What can our movement do to nurture such values? One suggestion is to take a closer look at the way in which human rights praxis is organized. Many of our institutions continue to follow top-down, centralized decision-making, inadvertently permit the instrumentalization of work in the pursuit of organizational and career objectives, and deploy expertise in a way that eschews political-economic and ethical dilemmas.
Alternatives to such institutional straitjackets are emerging. For example, a movement calling for the democratization of work has gained significant support and started a long-overdue conversation about how to challenge democratic deficits in the place where people spend most of their waking hours. Interesting experiments in feminist and self-leading organizing have challenged the assumption that disrupting hierarchical structures inevitably results in anarchy and decision-making paralysis.
Against the backdrop of such re-orientations, it is high time that more human rights institutions experimented with decision-making and coordination systems that radically distribute power, autonomy, and imagination to their workers and the geographically dispersed constituencies they claim to represent. Shouldn’t our movement be the site for egalitarian and democratic experiments in the realm of work? Shouldn’t our institutions seek to nourish the human spirit in its complexity, contradictions, and wholeness?

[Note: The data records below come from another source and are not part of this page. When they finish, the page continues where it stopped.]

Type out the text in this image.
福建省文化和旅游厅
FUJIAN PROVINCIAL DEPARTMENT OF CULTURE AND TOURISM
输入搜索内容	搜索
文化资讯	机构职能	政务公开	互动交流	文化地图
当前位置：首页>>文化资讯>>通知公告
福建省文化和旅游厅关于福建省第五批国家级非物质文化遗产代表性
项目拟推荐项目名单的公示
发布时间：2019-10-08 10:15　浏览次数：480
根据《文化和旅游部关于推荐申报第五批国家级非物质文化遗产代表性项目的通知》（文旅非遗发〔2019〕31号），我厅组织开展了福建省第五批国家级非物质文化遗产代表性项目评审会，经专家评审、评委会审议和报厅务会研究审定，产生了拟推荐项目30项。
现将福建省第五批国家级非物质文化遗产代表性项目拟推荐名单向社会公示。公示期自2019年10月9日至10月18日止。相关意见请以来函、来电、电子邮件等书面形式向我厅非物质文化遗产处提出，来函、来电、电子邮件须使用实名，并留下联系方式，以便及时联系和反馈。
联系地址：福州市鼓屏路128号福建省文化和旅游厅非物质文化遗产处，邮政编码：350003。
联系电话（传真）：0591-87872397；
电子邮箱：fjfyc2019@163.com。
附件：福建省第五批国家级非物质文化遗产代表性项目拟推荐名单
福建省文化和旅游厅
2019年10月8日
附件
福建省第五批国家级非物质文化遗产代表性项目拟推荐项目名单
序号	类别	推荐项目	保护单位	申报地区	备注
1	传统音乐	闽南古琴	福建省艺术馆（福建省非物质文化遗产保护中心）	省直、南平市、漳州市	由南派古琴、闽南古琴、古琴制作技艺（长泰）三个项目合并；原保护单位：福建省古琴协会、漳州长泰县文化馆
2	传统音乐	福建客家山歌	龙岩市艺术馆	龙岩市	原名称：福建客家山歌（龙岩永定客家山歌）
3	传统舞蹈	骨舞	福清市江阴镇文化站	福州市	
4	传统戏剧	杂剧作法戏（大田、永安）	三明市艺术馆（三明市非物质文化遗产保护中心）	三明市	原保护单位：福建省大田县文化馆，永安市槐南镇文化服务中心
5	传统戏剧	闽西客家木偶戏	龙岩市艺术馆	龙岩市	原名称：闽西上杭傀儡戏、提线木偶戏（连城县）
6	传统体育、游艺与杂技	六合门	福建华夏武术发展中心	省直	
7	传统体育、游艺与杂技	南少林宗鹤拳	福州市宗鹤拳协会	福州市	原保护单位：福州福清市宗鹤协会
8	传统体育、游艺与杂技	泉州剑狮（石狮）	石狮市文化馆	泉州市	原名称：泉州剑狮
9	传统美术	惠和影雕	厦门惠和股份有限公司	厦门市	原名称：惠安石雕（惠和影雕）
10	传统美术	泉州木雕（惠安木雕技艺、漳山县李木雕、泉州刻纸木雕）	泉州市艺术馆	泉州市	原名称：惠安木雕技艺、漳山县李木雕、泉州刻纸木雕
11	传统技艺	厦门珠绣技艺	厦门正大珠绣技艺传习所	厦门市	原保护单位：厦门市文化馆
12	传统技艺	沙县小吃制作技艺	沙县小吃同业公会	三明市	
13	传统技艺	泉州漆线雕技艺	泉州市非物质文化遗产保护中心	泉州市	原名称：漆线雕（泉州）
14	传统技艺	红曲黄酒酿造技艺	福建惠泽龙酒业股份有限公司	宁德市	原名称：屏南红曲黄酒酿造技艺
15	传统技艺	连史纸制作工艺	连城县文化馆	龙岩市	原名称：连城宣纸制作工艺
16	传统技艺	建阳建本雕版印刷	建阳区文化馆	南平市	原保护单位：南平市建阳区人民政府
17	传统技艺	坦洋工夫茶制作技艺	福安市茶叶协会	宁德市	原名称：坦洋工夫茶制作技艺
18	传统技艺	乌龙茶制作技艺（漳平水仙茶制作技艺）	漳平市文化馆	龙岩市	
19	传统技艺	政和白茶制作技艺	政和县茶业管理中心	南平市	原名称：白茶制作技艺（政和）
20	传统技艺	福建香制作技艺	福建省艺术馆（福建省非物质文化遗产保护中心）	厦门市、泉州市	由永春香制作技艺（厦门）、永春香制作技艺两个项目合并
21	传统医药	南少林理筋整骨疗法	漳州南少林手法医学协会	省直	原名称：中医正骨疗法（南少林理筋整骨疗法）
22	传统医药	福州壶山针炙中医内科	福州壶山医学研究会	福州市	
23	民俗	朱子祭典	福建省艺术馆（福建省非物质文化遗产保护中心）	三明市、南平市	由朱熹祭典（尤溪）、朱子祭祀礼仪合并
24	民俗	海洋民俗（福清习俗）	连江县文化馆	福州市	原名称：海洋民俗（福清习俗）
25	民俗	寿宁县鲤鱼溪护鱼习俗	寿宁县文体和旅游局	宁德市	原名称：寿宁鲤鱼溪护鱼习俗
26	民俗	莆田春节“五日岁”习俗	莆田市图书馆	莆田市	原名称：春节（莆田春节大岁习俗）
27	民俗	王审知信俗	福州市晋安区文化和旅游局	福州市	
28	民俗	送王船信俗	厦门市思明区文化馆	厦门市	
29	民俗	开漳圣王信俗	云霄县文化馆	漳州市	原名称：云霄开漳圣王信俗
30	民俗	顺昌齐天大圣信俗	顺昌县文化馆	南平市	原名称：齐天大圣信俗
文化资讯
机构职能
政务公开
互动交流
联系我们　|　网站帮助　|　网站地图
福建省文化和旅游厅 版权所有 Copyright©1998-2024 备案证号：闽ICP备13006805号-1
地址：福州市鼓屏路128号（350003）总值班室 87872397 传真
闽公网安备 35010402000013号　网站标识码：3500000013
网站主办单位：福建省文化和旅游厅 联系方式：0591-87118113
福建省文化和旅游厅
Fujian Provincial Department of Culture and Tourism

Truth be told, such experiments are likely to be disorienting, especially for organizations constrained by donor expectations. But as in motherhood, disorientation should not be dreaded, but rather welcomed as an enabler of vulnerability and creativity. And if the upshot of such experiments is a richer emancipatory vocabulary and a more appropriate compass by which to navigate during a critical juncture for our civilization, they might well be worth it.